The ruling All Progressives Congress (APC) stands accused as the “biggest offender,” with giant billboards in Abuja and other major cities proclaiming “Grassroots Support for Tinubu 2027.” This blatant pre-campaigning has triggered a fierce public backlash, not just against the politicians, but against an electoral body that appears to be a regulator without teeth.
At the heart of the crisis is a critical loophole in the Electoral Act 2022. While Section 94(1) states that public campaigning should commence 150 days before polling day, the law provides no sanctions for violations ahead of this window. Outgoing INEC Chairman Mahmood Yakubu laid bare the commission’s helplessness, stating, “There is no sanction whatsoever concerning breaches for campaigns earlier than 150 days to an election. Here lies the challenge for the Commission.”

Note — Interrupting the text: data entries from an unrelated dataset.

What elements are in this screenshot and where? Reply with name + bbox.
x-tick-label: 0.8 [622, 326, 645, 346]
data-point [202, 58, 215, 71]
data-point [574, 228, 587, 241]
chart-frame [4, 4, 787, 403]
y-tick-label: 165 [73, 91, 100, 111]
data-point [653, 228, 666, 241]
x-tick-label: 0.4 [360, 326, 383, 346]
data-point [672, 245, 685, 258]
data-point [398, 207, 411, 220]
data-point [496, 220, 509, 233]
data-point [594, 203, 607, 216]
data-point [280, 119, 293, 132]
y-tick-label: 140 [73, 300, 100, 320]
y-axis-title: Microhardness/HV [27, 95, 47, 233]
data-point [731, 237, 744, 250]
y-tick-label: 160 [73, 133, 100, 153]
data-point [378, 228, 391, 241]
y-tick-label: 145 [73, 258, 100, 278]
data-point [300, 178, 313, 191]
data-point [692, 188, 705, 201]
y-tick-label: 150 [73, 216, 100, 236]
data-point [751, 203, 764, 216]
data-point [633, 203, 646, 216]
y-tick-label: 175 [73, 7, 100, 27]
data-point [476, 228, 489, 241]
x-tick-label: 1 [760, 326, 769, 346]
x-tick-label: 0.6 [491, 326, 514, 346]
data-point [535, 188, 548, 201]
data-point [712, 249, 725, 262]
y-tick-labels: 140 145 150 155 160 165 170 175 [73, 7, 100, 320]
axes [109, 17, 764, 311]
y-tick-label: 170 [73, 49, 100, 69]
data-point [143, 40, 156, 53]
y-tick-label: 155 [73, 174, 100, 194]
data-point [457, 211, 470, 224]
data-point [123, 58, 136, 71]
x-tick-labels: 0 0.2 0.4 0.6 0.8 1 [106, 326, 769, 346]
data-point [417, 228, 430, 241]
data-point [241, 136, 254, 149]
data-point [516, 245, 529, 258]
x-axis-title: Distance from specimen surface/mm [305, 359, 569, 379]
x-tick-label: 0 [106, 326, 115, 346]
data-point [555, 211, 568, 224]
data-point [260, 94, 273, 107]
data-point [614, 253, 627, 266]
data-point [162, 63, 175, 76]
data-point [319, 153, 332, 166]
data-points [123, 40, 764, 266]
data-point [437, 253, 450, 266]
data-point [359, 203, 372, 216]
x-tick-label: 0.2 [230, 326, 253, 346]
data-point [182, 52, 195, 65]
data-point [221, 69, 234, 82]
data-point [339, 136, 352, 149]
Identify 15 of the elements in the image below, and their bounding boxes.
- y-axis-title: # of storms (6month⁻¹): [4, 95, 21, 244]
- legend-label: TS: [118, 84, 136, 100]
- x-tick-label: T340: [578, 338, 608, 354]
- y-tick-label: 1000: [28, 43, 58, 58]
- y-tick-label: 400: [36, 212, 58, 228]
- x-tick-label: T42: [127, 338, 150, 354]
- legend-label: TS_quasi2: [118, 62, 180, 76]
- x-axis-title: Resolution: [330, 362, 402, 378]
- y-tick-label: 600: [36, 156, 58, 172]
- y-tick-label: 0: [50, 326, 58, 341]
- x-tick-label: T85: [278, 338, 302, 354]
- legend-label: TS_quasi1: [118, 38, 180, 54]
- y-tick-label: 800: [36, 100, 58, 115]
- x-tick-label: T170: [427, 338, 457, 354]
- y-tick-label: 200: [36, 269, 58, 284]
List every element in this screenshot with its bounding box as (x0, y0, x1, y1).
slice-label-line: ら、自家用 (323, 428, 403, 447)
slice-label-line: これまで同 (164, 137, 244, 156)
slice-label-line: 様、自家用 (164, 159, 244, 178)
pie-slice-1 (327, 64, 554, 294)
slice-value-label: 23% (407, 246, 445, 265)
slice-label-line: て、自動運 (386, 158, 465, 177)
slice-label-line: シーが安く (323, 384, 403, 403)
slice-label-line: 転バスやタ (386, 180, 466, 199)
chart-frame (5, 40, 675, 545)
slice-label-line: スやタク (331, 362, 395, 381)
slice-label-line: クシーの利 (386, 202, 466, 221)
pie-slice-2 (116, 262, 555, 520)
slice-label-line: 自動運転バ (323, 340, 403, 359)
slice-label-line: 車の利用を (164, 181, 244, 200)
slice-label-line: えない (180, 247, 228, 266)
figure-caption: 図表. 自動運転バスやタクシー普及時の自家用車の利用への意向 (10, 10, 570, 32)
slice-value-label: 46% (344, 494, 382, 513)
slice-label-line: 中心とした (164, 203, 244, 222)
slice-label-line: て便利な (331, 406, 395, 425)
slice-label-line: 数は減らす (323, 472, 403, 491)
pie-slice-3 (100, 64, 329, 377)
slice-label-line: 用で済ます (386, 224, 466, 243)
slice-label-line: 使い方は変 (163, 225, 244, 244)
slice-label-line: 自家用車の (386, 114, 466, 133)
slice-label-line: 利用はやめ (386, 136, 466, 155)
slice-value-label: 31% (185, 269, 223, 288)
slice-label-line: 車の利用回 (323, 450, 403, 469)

This legal vacuum has created a free-for-all. Politicians and their supporters exploit cultural festivals, project commissions, and social media with impunity, hiding behind the convenient defense that these are the actions of unauthorized “third parties.” The Presidency has denied involvement in the Tinubu billboards, but its demand for their removal was ignored—a stark demonstration of the lack of enforceable authority.
Why It Matters
This is a fundamental test of Nigeria’s democratic integrity. The spectacle of a powerless INEC signals to all political actors that the rules are optional. It creates a deeply uneven playing field, where the ruling party can leverage its incumbency and resources to kickstart its campaign years in advance, while opposition groups scramble to catch up.
The solution, as proposed by former INEC Chairman Attahiru Jega, is clear: the law must be amended to clearly define premature campaigning, impose stiff penalties, and hold candidates vicariously liable for the actions of their supporters. Until then, INEC’s warnings are just noise, and Nigeria’s elections will begin not on a date set by the commission, but whenever the most powerful candidates decide they should.